Réflexion pour le 20e dimanche ordinaire A
Évangile de Jésus Christ selon Matthieu 15, 21-28
Jésus, étant parti de là, se retira dans le territoire de Tyr et de Sidon. Et voici, une femme cananéenne, qui venait de ces contrées, lui cria:
« Aie pitié de moi, Seigneur, Fils de David! Ma fille est cruellement tourmentée par le démon.»
Il ne lui répondit pas un mot, et ses disciples s'approchèrent, et lui dirent avec insistance:
« Renvoie-la, car elle crie derrière nous. »
Il répondit:
« Je n'ai été envoyé qu'aux brebis perdues de la maison d'Israël. »
Mais elle vint se prosterner devant lui, disant:
« Seigneur, secours-moi! »
Il répondit:
« Il n'est pas bien de prendre le pain des enfants, et de le jeter aux petits chiens. »
« Oui, Seigneur, dit-elle, mais les petits chiens mangent les miettes qui tombent de la table de leurs maîtres. »
Alors Jésus lui dit:
« Femme, ta foi est grande; qu'il te soit fait comme tu veux. »
Et, à l'heure même, sa fille fut guérie.
Après la multiplication des pains et la marche sur les eaux, Jésus semble éprouver le besoin de se faire un peu oublier. Il se retire dans la région de Tyr et de Sidon, sur l'actuelle côte libanaise, au nord de la Galilée. Ce lieu est très évocateur dans la Bible, c'est le pays d'origine de la reine Jézabel. Vers -850, cette reine païenne a introduit dans le Temple de Dieu le culte des idoles de son pays. La femme cananéenne vient donc de peuplades qui étaient considérées comme des agents possibles de corruption pour Israël, c'est-à-dire des païens. Le Dieu d'Israël et les idoles des païens - des chiens, ce n'est pas compatible !

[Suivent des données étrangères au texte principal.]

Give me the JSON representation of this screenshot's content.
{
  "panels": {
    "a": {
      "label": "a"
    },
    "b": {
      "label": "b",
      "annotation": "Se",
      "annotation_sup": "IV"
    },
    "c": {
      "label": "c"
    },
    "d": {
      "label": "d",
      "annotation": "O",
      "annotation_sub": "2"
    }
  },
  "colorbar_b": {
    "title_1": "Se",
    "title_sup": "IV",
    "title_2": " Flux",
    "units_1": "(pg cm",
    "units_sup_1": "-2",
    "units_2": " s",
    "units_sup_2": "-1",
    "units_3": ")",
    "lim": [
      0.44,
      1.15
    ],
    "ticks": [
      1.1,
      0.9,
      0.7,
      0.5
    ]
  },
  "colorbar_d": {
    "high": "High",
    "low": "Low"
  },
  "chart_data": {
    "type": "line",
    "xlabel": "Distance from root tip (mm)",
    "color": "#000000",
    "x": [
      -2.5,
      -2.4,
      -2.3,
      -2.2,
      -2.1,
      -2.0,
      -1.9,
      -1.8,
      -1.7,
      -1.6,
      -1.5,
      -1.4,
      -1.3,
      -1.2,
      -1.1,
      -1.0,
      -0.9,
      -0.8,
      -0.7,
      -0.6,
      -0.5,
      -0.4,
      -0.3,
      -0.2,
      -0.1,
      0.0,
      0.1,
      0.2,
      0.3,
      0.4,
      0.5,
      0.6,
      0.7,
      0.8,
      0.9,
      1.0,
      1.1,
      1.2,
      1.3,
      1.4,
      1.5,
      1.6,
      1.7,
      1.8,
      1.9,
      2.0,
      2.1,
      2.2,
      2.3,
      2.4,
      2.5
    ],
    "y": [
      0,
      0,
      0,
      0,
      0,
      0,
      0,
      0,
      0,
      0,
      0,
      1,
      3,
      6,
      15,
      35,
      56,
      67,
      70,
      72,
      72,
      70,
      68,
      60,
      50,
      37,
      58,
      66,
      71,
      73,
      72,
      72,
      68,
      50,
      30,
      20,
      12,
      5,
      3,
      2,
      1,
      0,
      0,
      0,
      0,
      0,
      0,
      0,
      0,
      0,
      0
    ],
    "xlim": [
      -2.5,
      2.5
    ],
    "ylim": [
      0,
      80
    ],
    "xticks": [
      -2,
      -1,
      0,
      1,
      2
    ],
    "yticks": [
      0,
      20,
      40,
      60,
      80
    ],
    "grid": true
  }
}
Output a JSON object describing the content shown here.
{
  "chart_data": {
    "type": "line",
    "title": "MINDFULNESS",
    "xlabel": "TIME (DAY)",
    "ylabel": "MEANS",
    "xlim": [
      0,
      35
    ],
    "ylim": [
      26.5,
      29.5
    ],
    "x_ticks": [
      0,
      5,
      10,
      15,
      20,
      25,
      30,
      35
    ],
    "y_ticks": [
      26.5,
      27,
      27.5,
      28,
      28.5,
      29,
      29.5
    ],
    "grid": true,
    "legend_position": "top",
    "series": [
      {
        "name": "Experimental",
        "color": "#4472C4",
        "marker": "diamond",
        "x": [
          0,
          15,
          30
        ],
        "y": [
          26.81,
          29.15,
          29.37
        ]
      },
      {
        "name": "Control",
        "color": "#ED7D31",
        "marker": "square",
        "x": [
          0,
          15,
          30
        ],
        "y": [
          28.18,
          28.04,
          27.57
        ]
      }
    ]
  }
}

La présence de Jésus dans cette région n'est pas passé inaperçue. Sa réputation a franchi les frontières. Jésus est un prophète extraordinaire et pour une femme du pays, Jésus est une bouffée d'espoir. Elle va trouver ce Jésus pour lui demander la guérison de sa fille. Elle sait bien qu'elle n'est pas juive, aussi arrive-t-elle pleine d'humilité, de détresse et de détermination : elle se jette aux pieds de Jésus.
La réaction de Jésus nous surprend car Jésus semble indifférent et pourtant il a déjà fait des guérisons très facilement. Souvent même, il est allé au-devant des malades ou des handicapés pour les guérir. Dans l'entretien de Jésus avec la femme cananéenne, Jésus n'a pas refusé de guérir sa fille, il l'a réalisé. Mais ce que Jésus a voulu faire comprendre, c'était que sa tâche prioritaire était de se faire reconnaître par les Juifs, et non par les païens. Le propos de Jésus est clair : « Je n'ai été envoyé qu'aux brebis perdues de la maison d'Israël. » La prière insistante et la foi de la femme cananéenne portent fruit : « O femme, grande est ta foi ! Qu'il t'advienne selon ton désir!» Et sa fille fut guérie. C'est un enseignement sur la prière persévérante et confiante. Par la foi, nous pouvons ouvrir les écluses des cieux. Cela ressemble un peu à ce que Jésus avait dit à propos d'un officier romain: « Jamais je n'ai trouvé pareille foi en Israël ! »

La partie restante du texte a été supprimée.